Justice Minister announces commission to improve prison system

February 2, 2008 9:59 amComments OffViews: 44

Justice Minister Rosario Fernández announced the commission that will evaluate and make recommendations on a privatization plan for Peru’s future prisons, in an attempt to address problems such as overcrowding. The commission, which has 30 days to produce its report, is led by Gonzalo Prialé Cevallos, who is accompanied by penal and public management specialists as well as engineers and fellow economists.  Prialé, an economist and agro-exporter, is president of AFIN, the association for development of national infrastructure formed by members of Confiep, the confederation of national private businesses. 

Peru’s prisons are currently managed by the National Penitentiary Institute, INPE. Under the new system, prison administration would be controlled by private companies under INPE’s supervision.

“Basically, we aren’t trying to resolve or correct the existing penitentiary problems, but rather find a formula so the future prison system will be more humane,” said Prialé.

Peru’s prison population has steadily increased over the last 15 years with overpopulation as one of the main problems today.

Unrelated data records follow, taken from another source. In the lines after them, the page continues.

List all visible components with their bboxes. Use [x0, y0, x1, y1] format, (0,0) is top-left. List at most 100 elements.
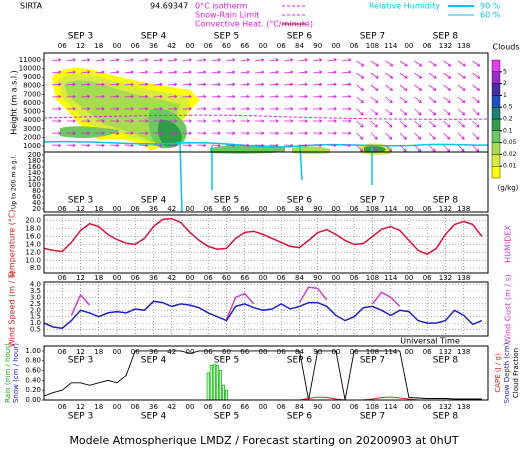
wind-arrow	[182, 107, 192, 111]
axis-label: Snow (cm / hour)	[12, 343, 20, 403]
x-tick-label: 42	[167, 348, 176, 356]
wind-arrow	[95, 70, 105, 74]
wind-arrow	[298, 131, 308, 135]
wind-arrow	[182, 94, 192, 99]
wind-arrow	[327, 94, 337, 99]
wind-arrow	[269, 58, 279, 62]
y-tick-label: 80	[32, 187, 41, 195]
wind-arrow	[182, 143, 192, 148]
wind-arrow	[153, 107, 163, 111]
wind-arrow	[66, 94, 76, 99]
wind-arrow	[283, 70, 294, 74]
x-tick-label: 84	[295, 205, 304, 213]
day-label: SEP 4	[141, 196, 167, 206]
wind-arrow	[414, 120, 422, 128]
wind-arrow	[255, 119, 265, 123]
wind-arrow	[80, 107, 91, 111]
x-tick-label: 06	[131, 205, 140, 213]
wind-arrow	[472, 108, 480, 116]
wind-arrow	[153, 70, 163, 74]
wind-arrow	[153, 94, 163, 99]
colorbar-label: 2	[503, 80, 507, 87]
panel-frame	[43, 151, 489, 213]
wind-arrow	[138, 58, 149, 62]
day-label: SEP 8	[433, 412, 459, 422]
rh-contour	[179, 142, 373, 213]
x-tick-label: 00	[258, 348, 267, 356]
x-tick-label: 06	[204, 348, 213, 356]
wind-arrow	[66, 70, 76, 74]
y-tick-label: 0.20	[25, 386, 41, 394]
colorbar-box	[491, 95, 501, 108]
x-tick-label: 06	[423, 348, 432, 356]
wind-arrow	[327, 107, 337, 111]
data-line	[43, 300, 483, 330]
x-tick-label: 18	[94, 274, 103, 282]
wind-arrow	[385, 108, 393, 116]
wind-arrow	[356, 96, 364, 104]
day-label: SEP 6	[287, 412, 313, 422]
colorbar-label: 0.2	[503, 116, 513, 123]
wind-arrow	[168, 119, 178, 123]
wind-arrow	[298, 58, 308, 62]
wind-arrow	[167, 94, 178, 99]
wind-arrow	[225, 131, 236, 135]
x-tick-label: 42	[167, 205, 176, 213]
wind-arrow	[457, 72, 466, 79]
wind-arrow	[138, 131, 149, 135]
wind-arrow	[254, 131, 265, 135]
wind-arrow	[472, 144, 480, 152]
x-tick-label: 00	[404, 205, 413, 213]
wind-arrow	[240, 70, 250, 74]
x-tick-label: 06	[277, 403, 286, 411]
y-tick-label: 12.0	[25, 248, 41, 256]
x-tick-label: 00	[404, 403, 413, 411]
x-tick-label: 18	[94, 403, 103, 411]
wind-arrow	[196, 107, 207, 111]
wind-arrow	[385, 144, 393, 152]
wind-arrow	[457, 108, 466, 116]
x-tick-label: 84	[295, 42, 304, 50]
y-tick-label: 6000	[23, 99, 41, 107]
y-tick-label: 20.0	[25, 217, 41, 225]
y-tick-label: 140	[28, 169, 41, 177]
colorbar-box	[491, 118, 501, 132]
wind-arrow	[197, 119, 207, 123]
wind-arrow	[356, 144, 364, 152]
wind-arrow	[138, 143, 149, 148]
wind-arrow	[312, 70, 323, 74]
x-tick-label: 138	[457, 348, 470, 356]
axis-label: Up to 200 m a.g.l.	[11, 155, 18, 209]
x-tick-label: 132	[439, 403, 452, 411]
x-tick-label: 132	[439, 205, 452, 213]
x-tick-label: 06	[58, 348, 67, 356]
wind-arrow	[457, 120, 465, 128]
y-tick-label: 3.0	[30, 293, 41, 301]
x-tick-label: 84	[295, 348, 304, 356]
x-tick-label: 06	[277, 274, 286, 282]
x-axis-label: Universal Time	[400, 337, 460, 346]
wind-arrow	[153, 58, 163, 62]
day-label: SEP 3	[68, 412, 93, 422]
wind-arrow	[298, 107, 308, 111]
wind-arrow	[196, 94, 207, 99]
x-tick-label: 114	[384, 403, 398, 411]
x-tick-label: 12	[76, 403, 85, 411]
y-tick-label: 7000	[23, 90, 41, 98]
wind-arrow	[211, 143, 221, 148]
x-tick-label: 60	[222, 403, 231, 411]
wind-arrow	[284, 119, 294, 123]
wind-arrow	[457, 84, 466, 91]
x-tick-label: 06	[204, 42, 213, 50]
wind-arrow	[167, 131, 178, 135]
wind-arrow	[457, 144, 465, 152]
wind-arrow	[81, 119, 91, 123]
wind-arrow	[313, 119, 323, 123]
wind-arrow	[240, 82, 250, 87]
wind-arrow	[240, 119, 250, 123]
wind-arrow	[124, 143, 134, 148]
wind-arrow	[370, 120, 378, 128]
colorbar-box	[491, 154, 501, 167]
panel-frame	[43, 281, 489, 337]
x-tick-label: 00	[186, 42, 195, 50]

INPE told Andean Air Mail there are currently 41,546 inmates in Peru’s prisons, representing about 14 percent of the national population. It added the prison systems national capacity is only 22,540.

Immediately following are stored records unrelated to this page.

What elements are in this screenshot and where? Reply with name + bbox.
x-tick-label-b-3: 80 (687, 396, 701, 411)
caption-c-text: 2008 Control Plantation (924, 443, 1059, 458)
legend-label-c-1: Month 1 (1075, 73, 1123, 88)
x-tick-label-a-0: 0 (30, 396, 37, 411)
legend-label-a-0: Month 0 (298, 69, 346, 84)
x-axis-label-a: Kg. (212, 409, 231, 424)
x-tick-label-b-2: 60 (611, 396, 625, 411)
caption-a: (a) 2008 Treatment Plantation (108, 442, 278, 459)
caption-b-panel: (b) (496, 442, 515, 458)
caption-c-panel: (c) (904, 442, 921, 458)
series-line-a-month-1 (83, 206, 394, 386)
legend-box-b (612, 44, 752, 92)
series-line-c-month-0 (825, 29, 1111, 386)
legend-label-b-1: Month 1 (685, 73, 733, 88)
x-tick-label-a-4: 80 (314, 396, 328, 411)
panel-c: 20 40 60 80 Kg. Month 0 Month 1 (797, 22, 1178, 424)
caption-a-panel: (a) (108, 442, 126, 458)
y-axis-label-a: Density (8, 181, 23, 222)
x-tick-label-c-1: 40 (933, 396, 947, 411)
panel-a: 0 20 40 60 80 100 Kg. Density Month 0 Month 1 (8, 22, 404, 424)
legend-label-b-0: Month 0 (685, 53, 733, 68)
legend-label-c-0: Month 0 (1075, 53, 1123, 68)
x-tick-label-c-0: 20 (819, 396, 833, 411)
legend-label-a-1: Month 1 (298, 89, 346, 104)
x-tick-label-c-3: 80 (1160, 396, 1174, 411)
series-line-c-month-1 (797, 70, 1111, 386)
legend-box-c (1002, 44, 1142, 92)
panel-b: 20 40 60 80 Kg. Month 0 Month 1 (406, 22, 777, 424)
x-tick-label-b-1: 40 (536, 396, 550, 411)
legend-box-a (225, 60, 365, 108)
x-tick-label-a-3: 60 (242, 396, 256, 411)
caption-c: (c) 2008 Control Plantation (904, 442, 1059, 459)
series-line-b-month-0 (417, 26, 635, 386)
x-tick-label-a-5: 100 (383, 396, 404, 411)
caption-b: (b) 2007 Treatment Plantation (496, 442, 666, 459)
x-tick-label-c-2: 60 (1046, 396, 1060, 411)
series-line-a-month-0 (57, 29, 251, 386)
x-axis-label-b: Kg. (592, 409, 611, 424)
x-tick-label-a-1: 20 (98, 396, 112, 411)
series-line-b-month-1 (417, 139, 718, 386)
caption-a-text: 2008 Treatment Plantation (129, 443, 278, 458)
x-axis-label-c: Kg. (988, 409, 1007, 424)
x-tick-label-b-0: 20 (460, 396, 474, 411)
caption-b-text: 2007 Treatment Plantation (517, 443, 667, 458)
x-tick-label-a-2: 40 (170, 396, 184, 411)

The most extreme case of overcrowding is Lima’s San Pedro prison, commonly known as Lurigancho, one of Latin America’s largest prisons. INPE said the prison holds some 9,800 inmates with a capacity for only 3,240.

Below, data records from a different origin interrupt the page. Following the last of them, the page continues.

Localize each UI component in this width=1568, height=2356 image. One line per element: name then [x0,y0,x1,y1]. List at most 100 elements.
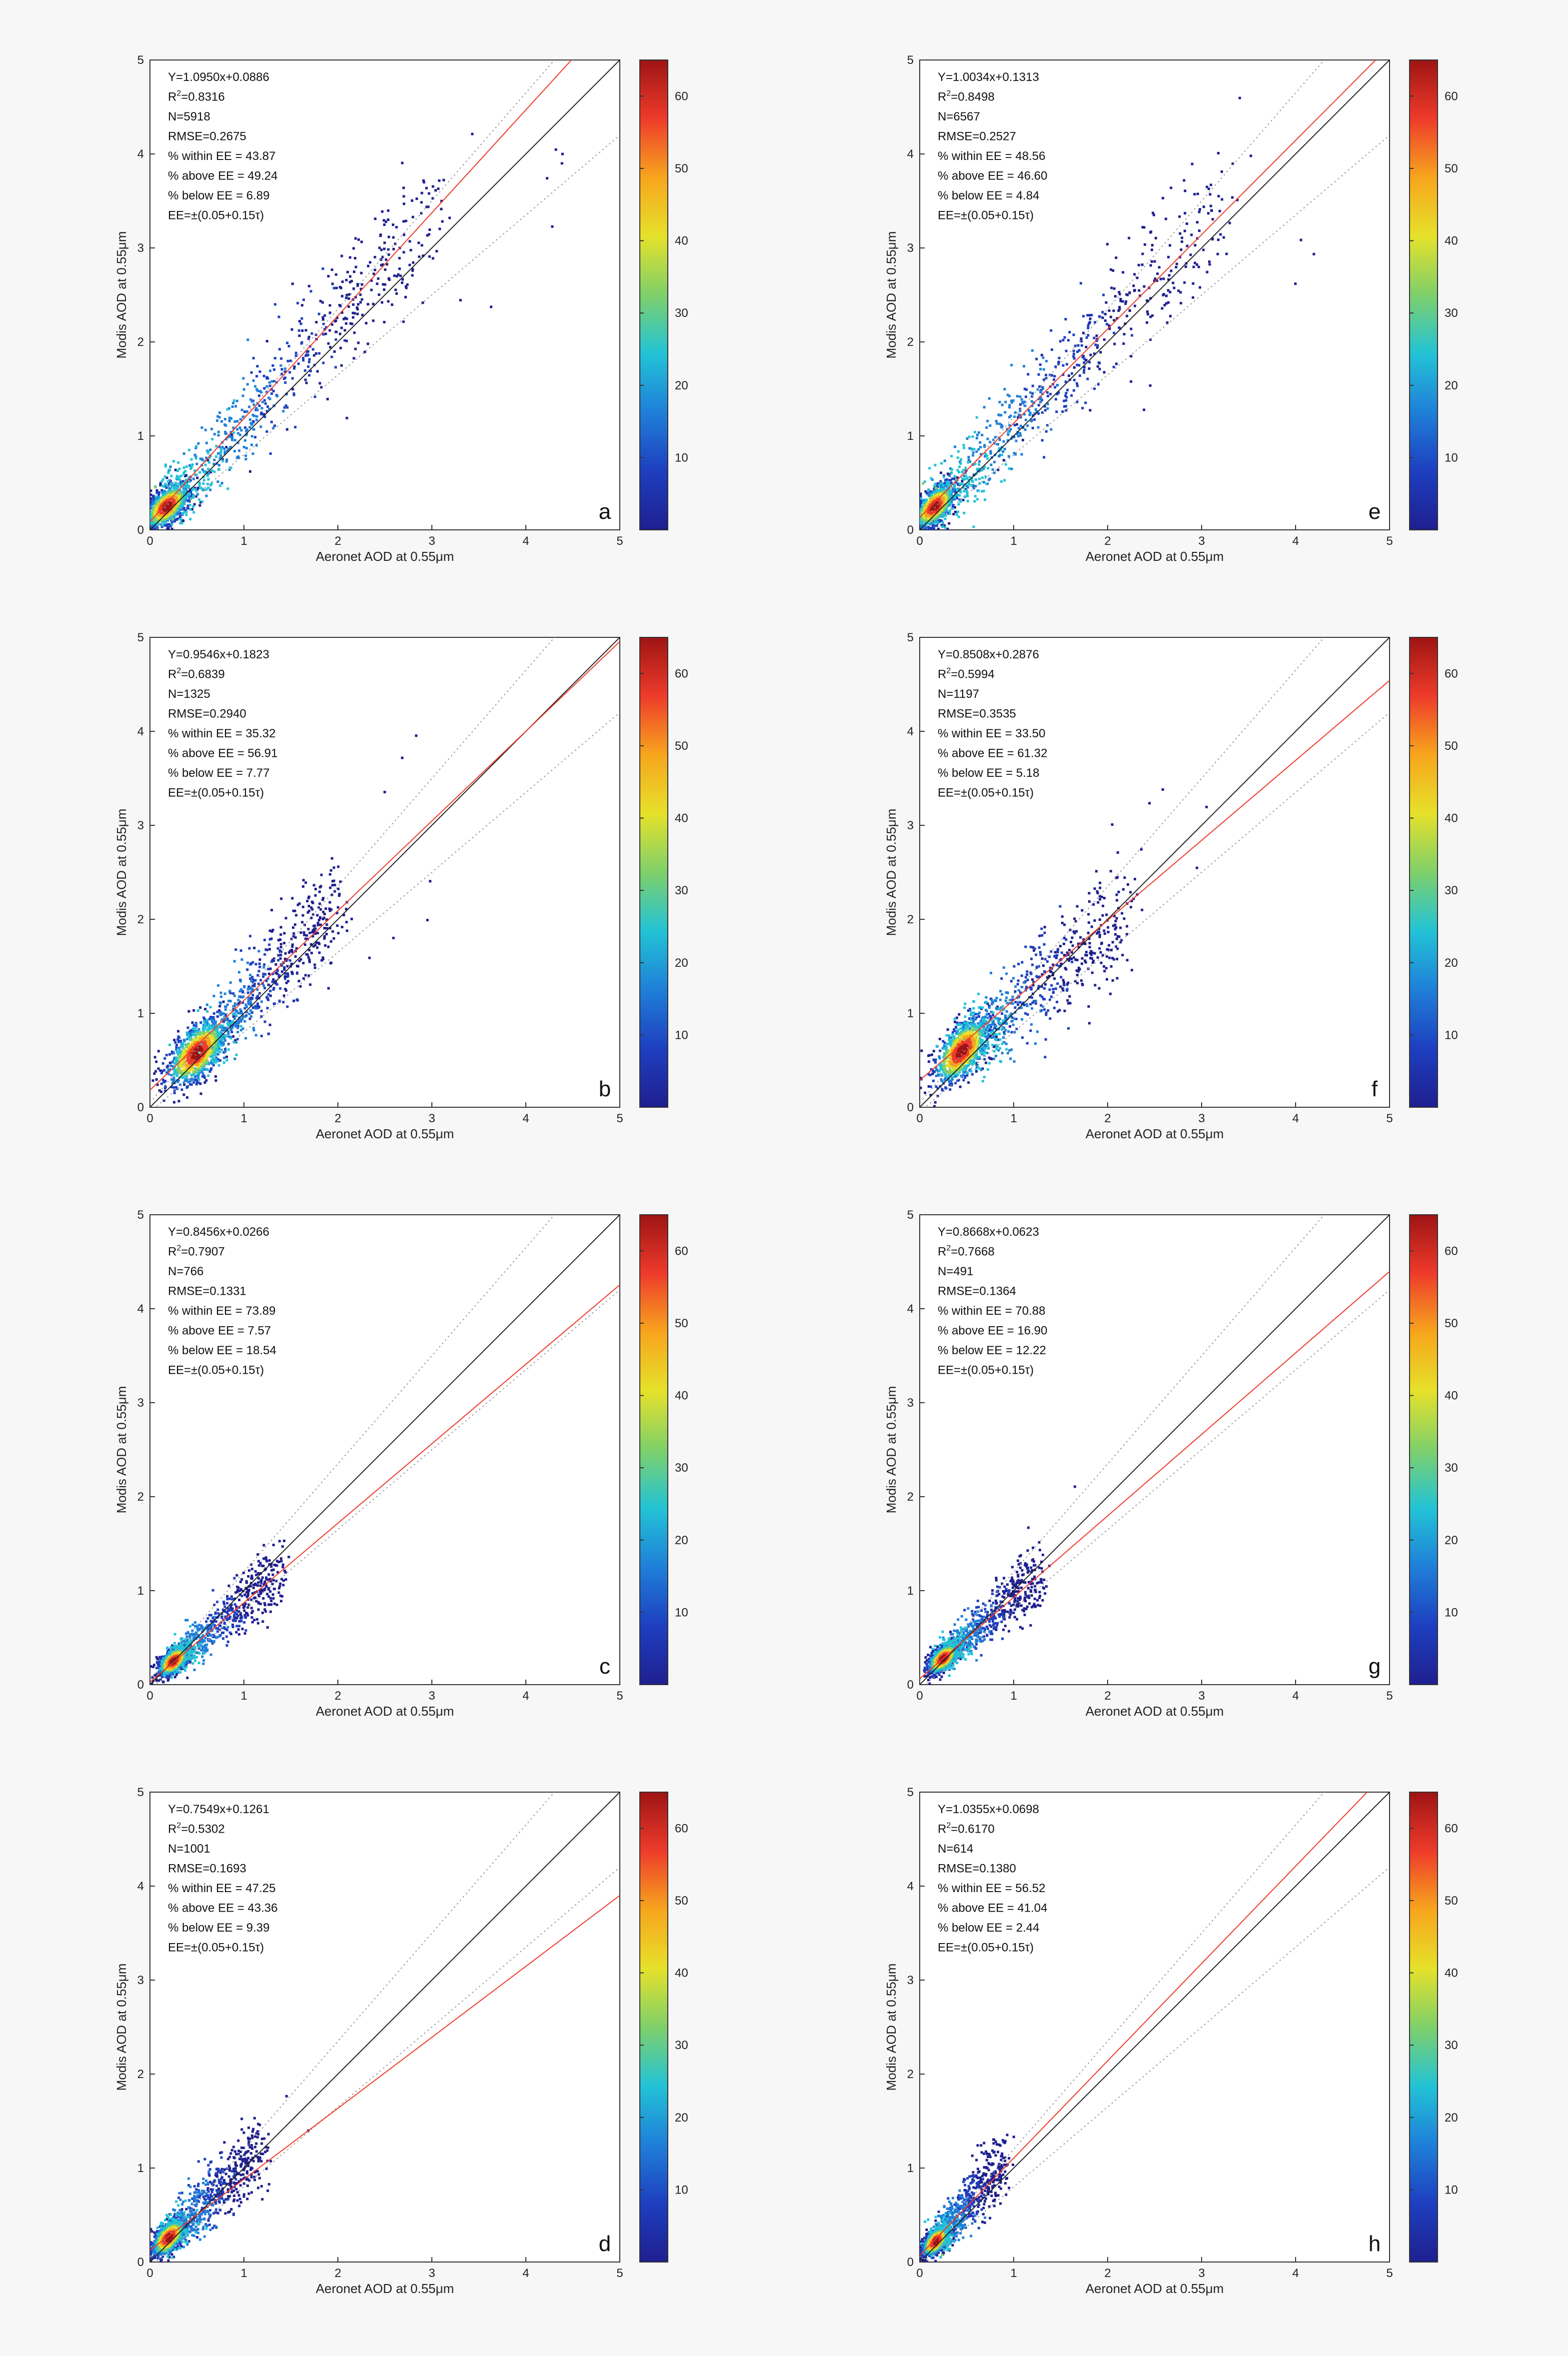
data-point [232,1008,235,1011]
data-point [1125,293,1128,296]
data-point [378,246,381,249]
data-point [1147,313,1149,315]
data-point [360,283,363,286]
data-point [983,444,986,447]
data-point [218,464,220,467]
data-point [331,930,334,933]
data-point [968,447,971,450]
data-point [352,247,355,250]
data-point [279,987,282,990]
data-point [1046,391,1049,394]
data-point [202,1045,205,1048]
data-point [317,919,320,922]
data-point [387,209,390,212]
data-point [981,476,984,479]
data-point [1089,314,1091,317]
data-point [247,1001,250,1004]
data-point [1063,405,1066,408]
data-point [1006,439,1009,442]
data-point [189,1058,192,1061]
data-point [182,1076,185,1079]
data-point [292,999,295,1002]
data-point [202,479,205,482]
data-point [1113,331,1116,334]
data-point [963,511,966,514]
data-point [187,1036,190,1039]
data-point [299,985,302,988]
data-point [1003,447,1006,450]
data-point [196,1072,199,1075]
data-point [229,466,232,469]
data-point [225,1028,228,1031]
ee-definition: EE=±(0.05+0.15τ) [168,209,264,222]
data-point [224,1018,227,1021]
data-point [263,938,266,941]
data-point [979,446,982,449]
data-point [978,460,981,463]
data-point [299,322,302,325]
data-point [374,217,377,220]
data-point [220,1039,223,1042]
data-point [411,274,414,277]
data-point [326,397,329,400]
data-point [163,1087,166,1090]
data-point [199,1039,202,1042]
data-point [316,370,319,373]
data-point [1007,433,1010,436]
data-point [340,326,343,329]
data-point [206,482,209,485]
y-tick-label: 3 [907,241,914,255]
data-point [223,447,226,450]
data-point [250,1011,253,1014]
x-tick-label: 3 [1198,534,1205,548]
data-point [941,489,944,492]
data-point [262,413,265,416]
data-point [304,974,307,977]
data-point [218,1009,221,1012]
data-point [249,977,252,980]
data-point [236,1038,239,1041]
data-point [255,407,258,410]
data-point [185,495,188,498]
data-point [944,479,947,481]
data-point [185,465,188,468]
data-point [166,519,169,522]
x-tick-label: 1 [240,1112,247,1125]
data-point [337,887,340,890]
data-point [1035,357,1038,360]
data-point [950,468,953,471]
data-point [1090,313,1093,316]
panel-letter: e [1369,499,1381,524]
data-point [183,485,186,488]
data-point [204,1047,207,1050]
data-point [168,1061,171,1064]
data-point [254,979,257,982]
data-point [345,317,348,320]
data-point [929,526,932,529]
data-point [205,1003,208,1006]
data-point [233,994,236,997]
data-point [161,1078,164,1081]
data-point [352,357,355,360]
data-point [395,226,398,228]
data-point [1222,236,1225,239]
data-point [352,316,354,319]
data-point [262,972,265,975]
data-point [200,1052,203,1055]
data-point [270,909,273,912]
data-point [186,1062,189,1065]
data-point [235,1025,238,1028]
data-point [306,900,309,903]
data-point [361,313,364,316]
data-point [202,482,205,485]
data-point [967,461,970,464]
data-point [166,523,169,526]
data-point [338,332,341,335]
data-point [209,488,212,491]
data-point [1113,342,1116,345]
data-point [256,974,259,977]
data-point [197,1009,199,1012]
data-point [211,438,214,440]
data-point [303,933,306,936]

Prison specialist Héctor Bellido Sánchez said, in a daily El Comercio interview, outsourcing is the only way to improve Peru’s prisons. “INPE has demonstrated that it is unfortunately an inefficient institution to be in charge of prison administration. The concession should be absolute, as much with administration as internal and external security,” said Bellido.

He added that future prisons shouldn’t be like Lurigancho, “which no longer exists as a prison, it is simply four walls with a lot of people inside.”

However, Peru’s national ombudsman says outsourcing isn’t the solution to the country’s prison problem. The head of the Defensoría del Pueblo’s penal program, José Ávila, told El Comercio, “you have to be very careful with some of the services. For example, the experience with food services is not good. Private companies give terrible service.”